I'm a beginner just starting to use EWQLSO Gold, and it's very cool, but I'm continually discouraged by the slight delay that seems to exist on the attack on most instruments. I realize a lot of it's due to the nature of the attack and envelope of the instrument (especially strings), but it just seems like it's more than just that. If it were just one or two instruments, I'd try tweaking them, but it's seems like it's on most instruments in Gold to varying degrees. Even the flutes and clarinets seems to have it, just slightly, but enough to throw off my timing, and after several tracks of this everything's just a little too sloppy, and I end up quantizing/shifting to make up for it, which bites. I'm running 6.9ms latency on Cubase 3 SX, and I don't have this problem with GS piano, or other VSTs. Is there something I'm possibly missing, or is this normal with orchestral samples? It gets really tiresome, constantly trying to lead ahead of the beat - I'm a bad enough player to begin with, I don't need things making it even more difficult!
It gets really tiresome, constantly trying to lead ahead of the beat - I'm a bad enough player to begin with, I don't need things making it even more difficult!
I'm not using Cubase, but I'd assume it has a track level timing adjustment for MIDI tracks. I would suggest using that, after the fact, to adjust these slower attacking tracks into good time. That way, you're not playing ahead of the rhythmic grid, complicating subsequent editing operations.
And yes, many orchestral instruments, even aggressive ones, will have a slower attack than say a piano. You don't want to reduce this, because it really takes away from the authenticity and character of the attack. So, moving things around via track-level adjustments can really give you the best possible result.
Hiya buzz - I use SX3, and as a member of the Cubase forums, I have noticed many people with MIDI timing issues. Many times this is resolved with the ignoreport filter thingy (never had to do that, so I am not 100% sure), and other times it is something else. So, I guess the first thing you need to decide is if the MIDI timing is really off, or if it is simply a matter of the instrument attack, as mentioned in the previous two threads. If it is your MIDI timing, and you are a legal Cubase user, you may want to head on over to the Cubase forums, and post your question there; I am sure you will be able to sort it out in very little time.
Thanks for the replies. I know it's not a Cubase issue, cause like I said I don't have the issue with GS or my other VSTs. I do the midi shift thing, and it fixes it, but it's a pain, and usually is accompanied by some quantizing cause I got all sloppy trying to anticipate the slow attack. I was hoping there was some way to avoid all that tweaking. Oh well, it's another reason I gotta start getting better at my keyboard playing.
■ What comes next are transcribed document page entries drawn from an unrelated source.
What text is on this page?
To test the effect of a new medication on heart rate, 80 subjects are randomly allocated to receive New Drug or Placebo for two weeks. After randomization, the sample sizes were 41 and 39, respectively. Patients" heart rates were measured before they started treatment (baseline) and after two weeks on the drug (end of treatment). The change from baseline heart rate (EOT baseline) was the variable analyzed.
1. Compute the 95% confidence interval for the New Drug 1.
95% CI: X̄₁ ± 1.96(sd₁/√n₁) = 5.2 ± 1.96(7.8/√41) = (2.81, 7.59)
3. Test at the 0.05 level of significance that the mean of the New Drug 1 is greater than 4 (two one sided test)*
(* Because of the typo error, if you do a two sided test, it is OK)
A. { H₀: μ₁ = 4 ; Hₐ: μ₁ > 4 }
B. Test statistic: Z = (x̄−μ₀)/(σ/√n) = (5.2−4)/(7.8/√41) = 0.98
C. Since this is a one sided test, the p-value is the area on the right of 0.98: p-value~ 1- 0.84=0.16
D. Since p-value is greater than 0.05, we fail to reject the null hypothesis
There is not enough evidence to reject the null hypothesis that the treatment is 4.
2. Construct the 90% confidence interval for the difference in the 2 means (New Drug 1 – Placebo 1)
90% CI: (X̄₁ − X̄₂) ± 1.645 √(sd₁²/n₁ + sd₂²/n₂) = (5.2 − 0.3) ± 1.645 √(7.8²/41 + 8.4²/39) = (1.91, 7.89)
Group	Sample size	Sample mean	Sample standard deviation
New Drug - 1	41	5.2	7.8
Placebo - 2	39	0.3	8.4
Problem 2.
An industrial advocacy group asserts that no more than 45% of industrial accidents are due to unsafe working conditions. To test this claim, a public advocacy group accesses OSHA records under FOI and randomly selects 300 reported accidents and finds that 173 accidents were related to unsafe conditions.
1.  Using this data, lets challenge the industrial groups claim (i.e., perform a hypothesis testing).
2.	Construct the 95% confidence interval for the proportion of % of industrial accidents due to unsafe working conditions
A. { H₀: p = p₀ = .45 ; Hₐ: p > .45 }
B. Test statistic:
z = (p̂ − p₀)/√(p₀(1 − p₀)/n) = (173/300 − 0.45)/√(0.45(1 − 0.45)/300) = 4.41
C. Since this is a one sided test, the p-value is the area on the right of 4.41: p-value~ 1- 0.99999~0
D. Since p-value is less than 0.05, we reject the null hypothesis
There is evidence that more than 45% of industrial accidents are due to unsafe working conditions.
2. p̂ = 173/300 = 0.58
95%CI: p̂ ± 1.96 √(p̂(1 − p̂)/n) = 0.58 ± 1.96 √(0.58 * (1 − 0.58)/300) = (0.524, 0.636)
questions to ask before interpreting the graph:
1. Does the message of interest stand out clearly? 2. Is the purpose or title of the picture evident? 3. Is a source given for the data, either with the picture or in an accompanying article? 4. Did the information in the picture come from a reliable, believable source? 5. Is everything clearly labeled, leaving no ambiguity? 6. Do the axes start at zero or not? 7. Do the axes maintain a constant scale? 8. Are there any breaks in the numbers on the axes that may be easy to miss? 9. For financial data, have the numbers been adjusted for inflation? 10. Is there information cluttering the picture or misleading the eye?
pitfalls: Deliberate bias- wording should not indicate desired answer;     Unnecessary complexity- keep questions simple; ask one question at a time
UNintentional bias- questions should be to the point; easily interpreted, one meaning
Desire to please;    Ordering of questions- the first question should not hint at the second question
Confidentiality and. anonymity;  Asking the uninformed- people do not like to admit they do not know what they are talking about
I think it affects my writing somewhat, because I do everything totally by ear, and anything that hampers my already lame playing abilities makes it harder for me to develop a melody or whatever. In large part my writing comes from just experimenting and grabbing what sounds good. The melodies I come up with are really just kind of a series of accidents that come out of noodling around, it's just a matter of picking them out. I guess that's what most composers do, I suppose, at some level, except for those lucky ones that can hear it in their head without playing. But composing is so cool, ain't it? I just get soooo stoked from composing, haven't done it for so long, I'm just buzzing these days now that I'm getting back into it. The best thing about it is that I love it even when it sucks. And that is so cool, ain't it?